The problem is structural. Compliance teams that rely on manual processes—spreadsheet based inventories of AI systems, periodic audits, ad hoc risk assessments—simply cannot keep pace with the rate at which new AI tools are being introduced. By the time a compliance review is completed for one system, ten more may have been deployed. Regulators, meanwhile, are moving quickly. The EU AI Act is already in force. Sector specific guidance from financial and healthcare regulators is expanding. Companies that cannot demonstrate ongoing oversight of their AI systems will find themselves in an increasingly untenable position.

What Security Teams Need to Do Now

The two year window before 2028 is short, but it is not empty. Organizations that act now can build the foundations needed to manage AI security at scale. Gartner recommends that by 2028 more than 50% of enterprises will use dedicated AI security platforms to secure both third party AI service usage and custom built AI applications—suggesting that purpose built tooling, not adapted legacy security stacks, is the path forward.

Practically, security and development teams should be working together on several fronts:

  • Build an AI inventory. You cannot secure what you do not know exists. Teams need a complete, continuously updated record of every AI system in production, including tools built by individual business units outside of formal engineering processes.
  • Define AI specific incident response procedures. Existing runbooks for data breaches or malware infections do not map cleanly onto AI incidents.
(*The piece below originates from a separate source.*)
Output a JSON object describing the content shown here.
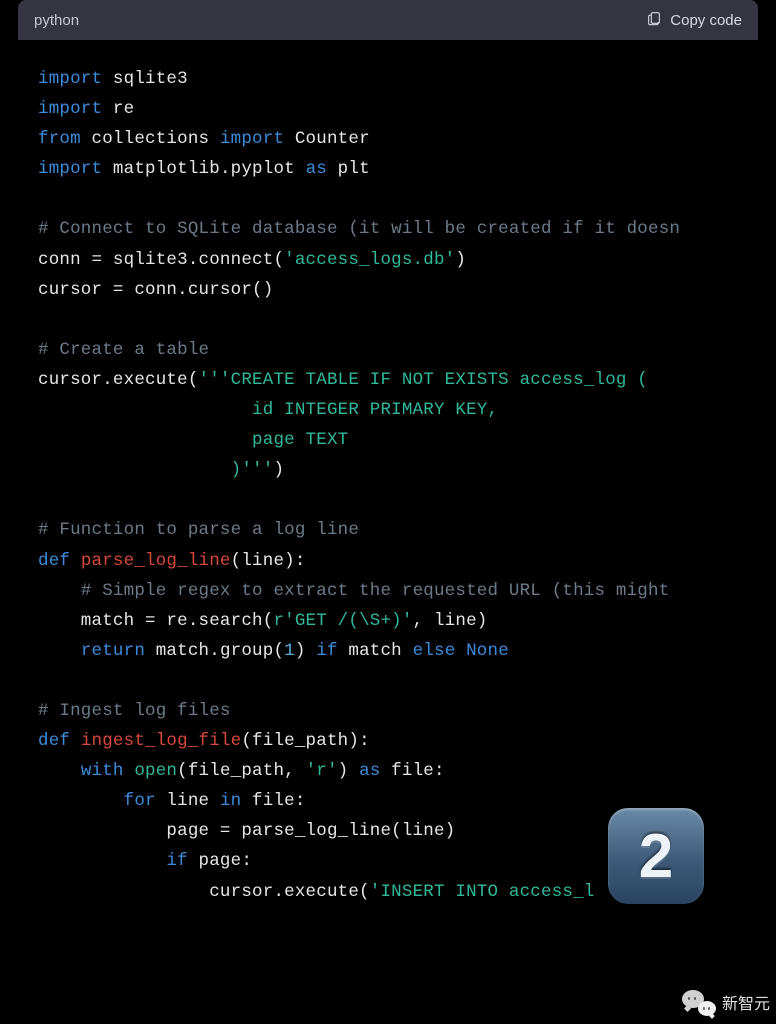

Teams need new procedures that account for model poisoning, prompt injection, output manipulation, and other AI specific attack vectors.
  • Shift security left in the AI development lifecycle. Security review should not begin after an AI application is ready to ship. Risk assessment, threat modeling, and adversarial testing should be integrated into the build process from the start.
  • Automate compliance monitoring. Manual processes will not scale. Automated tools that continuously monitor AI systems for policy violations, data handling anomalies, and behavioral drift are essential for regulated organizations.

The Race Between AI Deployment and AI Security

The fundamental tension here is not new. Security has always struggled to keep pace with the speed of technology adoption. But AI represents a qualitative shift in that challenge, not merely a quantitative one. The systems being deployed are not just faster or more capable versions of familiar software—they are architecturally different, behaviorally unpredictable, and deeply embedded in the decisions and workflows that drive enterprise operations.

The organizations that will navigate 2028 and beyond successfully are not those that slow down their AI adoption. They are those that build security capability at the same pace as deployment capability—treating AI security as a core engineering discipline rather than an afterthought, and investing in the tools, processes, and talent needed to stay ahead of the risk.

The Gartner prediction is a warning, but it is also a roadmap. Half of all cybersecurity incidents involving AI by 2028 is not an inevitable outcome—it is a projection based on current trajectories. Organizations that change their trajectory now can change the outcome.